Concurrently, the solids CONTACT CLARIFIER is concentrating the suspended solids through internal sludge recirculation which increases flocculation, settling, and clarity. The concentration of solids by the solids CONTACT CLARIFIER was instrumental in achieving solid/liquid separation for mine drainage containing low metal concentrations.

During start up, the clarifier experienced poor solid-liquid separation and BAMR requested WesTech’s laboratory team to conduct on-site testing and develop a solution.

Read more about WesTech’s skilled laboratory team

To improve settling and underflow concentrations, WesTech made a site visit to see if testing could improve settling and underflow concentrations.

A flocculant screening and HDS testing were both done to see if either would improve performance of the clarifier. The testing revealed a problem in the flocculant feed system. Fortunately, they concluded that when properly flocculated, the system was effective in treating the mine wastewater to acceptable limits for discharge.

Customer Confidence Leads to Testing of Other Mine Runoff Projects

Quakake Tunnel mine drainage
Quakake Tunnel mine drainage in Pennsylvania

Anthracite Region Plant: Later that year, WesTech was invited back by the same customer — the Pennsylvania Department of Environmental Protection (PADEP) — to perform testing at two other sites. The first was the Quakake drainage tunnel in the Anthracite Region of Pennsylvania. This mine drainage was unusual because the primary contaminant was aluminum.
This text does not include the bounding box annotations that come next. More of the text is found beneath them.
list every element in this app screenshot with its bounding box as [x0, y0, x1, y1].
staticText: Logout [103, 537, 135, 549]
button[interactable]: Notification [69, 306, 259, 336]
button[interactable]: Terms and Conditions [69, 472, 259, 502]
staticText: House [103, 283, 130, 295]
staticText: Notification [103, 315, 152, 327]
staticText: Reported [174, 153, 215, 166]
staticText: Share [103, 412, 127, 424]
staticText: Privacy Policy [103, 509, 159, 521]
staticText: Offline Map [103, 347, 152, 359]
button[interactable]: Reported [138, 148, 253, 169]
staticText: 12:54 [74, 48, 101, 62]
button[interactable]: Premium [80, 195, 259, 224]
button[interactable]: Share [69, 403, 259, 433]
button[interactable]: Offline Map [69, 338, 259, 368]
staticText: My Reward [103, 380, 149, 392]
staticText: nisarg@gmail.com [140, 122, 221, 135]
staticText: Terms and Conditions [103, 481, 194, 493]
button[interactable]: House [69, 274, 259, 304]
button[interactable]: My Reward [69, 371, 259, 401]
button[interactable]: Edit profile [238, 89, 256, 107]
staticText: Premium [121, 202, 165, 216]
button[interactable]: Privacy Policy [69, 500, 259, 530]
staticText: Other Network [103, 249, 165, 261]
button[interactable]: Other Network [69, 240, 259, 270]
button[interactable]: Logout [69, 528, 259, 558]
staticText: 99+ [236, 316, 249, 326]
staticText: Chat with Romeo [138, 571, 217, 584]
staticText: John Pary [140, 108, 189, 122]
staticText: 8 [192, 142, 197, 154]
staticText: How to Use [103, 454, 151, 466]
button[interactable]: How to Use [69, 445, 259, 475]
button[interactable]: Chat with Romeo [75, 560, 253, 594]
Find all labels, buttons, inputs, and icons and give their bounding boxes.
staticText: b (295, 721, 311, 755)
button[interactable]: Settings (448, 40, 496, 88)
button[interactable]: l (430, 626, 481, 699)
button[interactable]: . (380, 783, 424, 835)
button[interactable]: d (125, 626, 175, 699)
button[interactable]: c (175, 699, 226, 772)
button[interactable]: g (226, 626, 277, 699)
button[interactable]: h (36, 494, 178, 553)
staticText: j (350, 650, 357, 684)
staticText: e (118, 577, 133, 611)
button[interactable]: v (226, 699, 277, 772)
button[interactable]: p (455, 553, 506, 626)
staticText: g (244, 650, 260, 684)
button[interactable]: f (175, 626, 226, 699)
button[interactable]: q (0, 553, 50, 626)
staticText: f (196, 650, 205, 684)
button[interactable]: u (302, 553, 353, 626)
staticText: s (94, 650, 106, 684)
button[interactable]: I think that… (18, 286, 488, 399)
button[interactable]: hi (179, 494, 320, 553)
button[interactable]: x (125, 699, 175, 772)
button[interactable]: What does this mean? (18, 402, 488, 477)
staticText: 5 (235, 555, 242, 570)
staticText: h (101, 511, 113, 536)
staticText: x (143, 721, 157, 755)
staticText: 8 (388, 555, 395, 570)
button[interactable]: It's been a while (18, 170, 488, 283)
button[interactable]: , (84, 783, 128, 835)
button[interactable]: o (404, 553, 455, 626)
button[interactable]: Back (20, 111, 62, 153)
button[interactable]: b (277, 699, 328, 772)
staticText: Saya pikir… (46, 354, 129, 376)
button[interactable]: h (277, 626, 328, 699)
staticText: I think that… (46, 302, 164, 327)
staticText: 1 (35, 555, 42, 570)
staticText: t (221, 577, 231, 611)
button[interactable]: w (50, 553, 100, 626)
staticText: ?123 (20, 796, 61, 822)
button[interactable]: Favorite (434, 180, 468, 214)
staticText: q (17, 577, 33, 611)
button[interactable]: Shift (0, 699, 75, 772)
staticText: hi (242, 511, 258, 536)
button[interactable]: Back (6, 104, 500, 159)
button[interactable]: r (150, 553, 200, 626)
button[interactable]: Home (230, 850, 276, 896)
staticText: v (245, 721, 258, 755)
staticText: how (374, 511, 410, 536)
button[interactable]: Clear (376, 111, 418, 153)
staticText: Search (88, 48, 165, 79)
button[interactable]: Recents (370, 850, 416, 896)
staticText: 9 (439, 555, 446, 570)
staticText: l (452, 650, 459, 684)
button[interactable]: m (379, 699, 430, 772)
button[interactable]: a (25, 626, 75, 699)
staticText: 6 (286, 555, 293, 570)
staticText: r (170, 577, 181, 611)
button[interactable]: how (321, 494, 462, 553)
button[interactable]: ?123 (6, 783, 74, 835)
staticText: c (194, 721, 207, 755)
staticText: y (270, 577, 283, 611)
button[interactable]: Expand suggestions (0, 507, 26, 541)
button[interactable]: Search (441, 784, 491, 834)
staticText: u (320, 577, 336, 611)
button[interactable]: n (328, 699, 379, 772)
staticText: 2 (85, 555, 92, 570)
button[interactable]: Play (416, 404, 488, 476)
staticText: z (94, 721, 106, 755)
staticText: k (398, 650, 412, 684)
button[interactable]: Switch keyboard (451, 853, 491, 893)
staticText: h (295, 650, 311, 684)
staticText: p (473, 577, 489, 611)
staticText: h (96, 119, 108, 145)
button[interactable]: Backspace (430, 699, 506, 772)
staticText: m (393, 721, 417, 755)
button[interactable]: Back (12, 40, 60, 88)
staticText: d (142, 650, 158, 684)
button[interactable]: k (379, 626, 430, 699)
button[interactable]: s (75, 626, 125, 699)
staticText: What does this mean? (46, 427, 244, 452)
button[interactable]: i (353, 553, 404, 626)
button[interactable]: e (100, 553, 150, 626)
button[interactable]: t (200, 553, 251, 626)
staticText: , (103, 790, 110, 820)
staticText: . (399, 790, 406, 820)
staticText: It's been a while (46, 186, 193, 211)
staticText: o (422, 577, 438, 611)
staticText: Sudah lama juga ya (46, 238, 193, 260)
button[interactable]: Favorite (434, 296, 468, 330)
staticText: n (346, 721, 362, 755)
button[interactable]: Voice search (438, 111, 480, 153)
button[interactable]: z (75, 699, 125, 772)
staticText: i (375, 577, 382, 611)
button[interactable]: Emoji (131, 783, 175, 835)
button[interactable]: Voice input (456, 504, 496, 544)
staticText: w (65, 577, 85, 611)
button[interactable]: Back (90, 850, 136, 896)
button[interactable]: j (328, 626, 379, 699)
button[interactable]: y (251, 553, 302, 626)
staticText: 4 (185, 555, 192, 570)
On-site testing was performed to design a system to remove aluminum. It showed that after neutralizing the tunnel drainage, the precipitated solids could be effectively flocculated and settled via either internal or external recirculation of solids. As a result, PADEP is currently developing a treatment solution.

Equipment at treatment plant near Pittsburgh
Crumbling equipment at a treatment plant south of Pittsburgh

South of Pittsburgh Plant: The second site was a crumbling, aged acid mine drainage treatment plant south of Pittsburgh. The purpose of the testing was to confirm the correct sizing of replacement equipment and determine if there was enough space to combine two separate treatment plants onto this one site. The testing showed that solids recirculation either internal or external was again the key for optimal performance. 

In each of these cases, detailed on-site testing of the mine drainage water helped confirm the most effective treatment method for the varying levels of acidity and metals.